As people become more concerned about privacy, there's a shift from using powerful AI models in the cloud to running them on local devices. However, these edge devices often have limited computing power, memory, and internet bandwidth, making it difficult to use large models effectively. Traditional methods for distributing tasks across devices can be inefficient, especially for single users.
What's the solution?
The authors propose TPI-LLM, which uses a method called tensor parallelism to distribute the workload of running large models across multiple devices. This system allows for better memory management through a sliding window scheduler that helps load and unload data as needed. TPI-LLM also implements a star-based communication method to reduce delays when sharing information between devices. The results showed that TPI-LLM significantly reduces the time it takes to generate responses and decreases memory usage compared to other systems.
Why it matters?
This research is important because it enables the use of powerful AI models on everyday devices without compromising user privacy.
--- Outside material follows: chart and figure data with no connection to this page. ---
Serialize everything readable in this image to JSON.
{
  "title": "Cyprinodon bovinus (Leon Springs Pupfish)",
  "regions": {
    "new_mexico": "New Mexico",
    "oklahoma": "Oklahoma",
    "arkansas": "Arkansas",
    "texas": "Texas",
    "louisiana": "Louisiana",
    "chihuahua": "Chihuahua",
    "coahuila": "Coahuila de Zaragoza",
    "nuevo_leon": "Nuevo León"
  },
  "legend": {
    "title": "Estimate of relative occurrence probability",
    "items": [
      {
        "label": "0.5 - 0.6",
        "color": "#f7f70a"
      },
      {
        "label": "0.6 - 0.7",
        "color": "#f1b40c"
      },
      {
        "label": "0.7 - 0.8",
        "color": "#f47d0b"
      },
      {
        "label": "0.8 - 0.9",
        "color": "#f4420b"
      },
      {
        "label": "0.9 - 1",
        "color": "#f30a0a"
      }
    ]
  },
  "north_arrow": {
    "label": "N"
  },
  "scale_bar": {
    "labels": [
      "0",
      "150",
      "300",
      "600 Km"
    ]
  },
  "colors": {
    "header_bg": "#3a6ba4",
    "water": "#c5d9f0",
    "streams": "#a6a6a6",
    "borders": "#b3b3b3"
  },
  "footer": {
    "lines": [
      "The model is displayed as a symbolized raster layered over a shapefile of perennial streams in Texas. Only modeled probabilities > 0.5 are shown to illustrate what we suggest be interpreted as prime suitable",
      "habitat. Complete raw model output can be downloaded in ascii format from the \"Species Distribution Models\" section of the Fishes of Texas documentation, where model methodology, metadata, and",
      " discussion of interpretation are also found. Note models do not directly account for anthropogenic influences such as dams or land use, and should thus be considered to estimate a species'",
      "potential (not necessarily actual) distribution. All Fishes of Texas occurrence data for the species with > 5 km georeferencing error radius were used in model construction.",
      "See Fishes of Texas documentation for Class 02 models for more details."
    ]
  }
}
By making large language models more accessible and efficient on low-resource devices, TPI-LLM opens up new possibilities for applications in personal assistants, smart home devices, and more, while ensuring that sensitive information stays local.
Abstract
Large model inference is shifting from cloud to edge due to concerns about the privacy of user interaction data. However, edge devices often struggle with limited computing power, memory, and bandwidth, requiring collaboration across multiple devices to run and speed up LLM inference. Pipeline parallelism, the mainstream solution, is inefficient for single-user scenarios, while tensor parallelism struggles with frequent communications. In this paper, we argue that tensor parallelism can be more effective than pipeline on low-resource devices, and present a compute- and memory-efficient tensor parallel inference system, named TPI-LLM, to serve 70B-scale models. TPI-LLM keeps sensitive raw data local in the users' devices and introduces a sliding window memory scheduler to dynamically manage layer weights during inference, with disk I/O latency overlapped with the computation and communication. This allows larger models to run smoothly on memory-limited devices. We analyze the communication bottleneck and find that link latency, not bandwidth, emerges as the main issue, so a star-based allreduce algorithm is implemented. Through extensive experiments on both emulated and real testbeds, TPI-LLM demonstrated over 80% less time-to-first-token and token latency compared to Accelerate, and over 90% compared to Transformers and Galaxy, while cutting the peak memory footprint of Llama 2-70B by 90%, requiring only 3.1 GB of memory for 70B-scale models.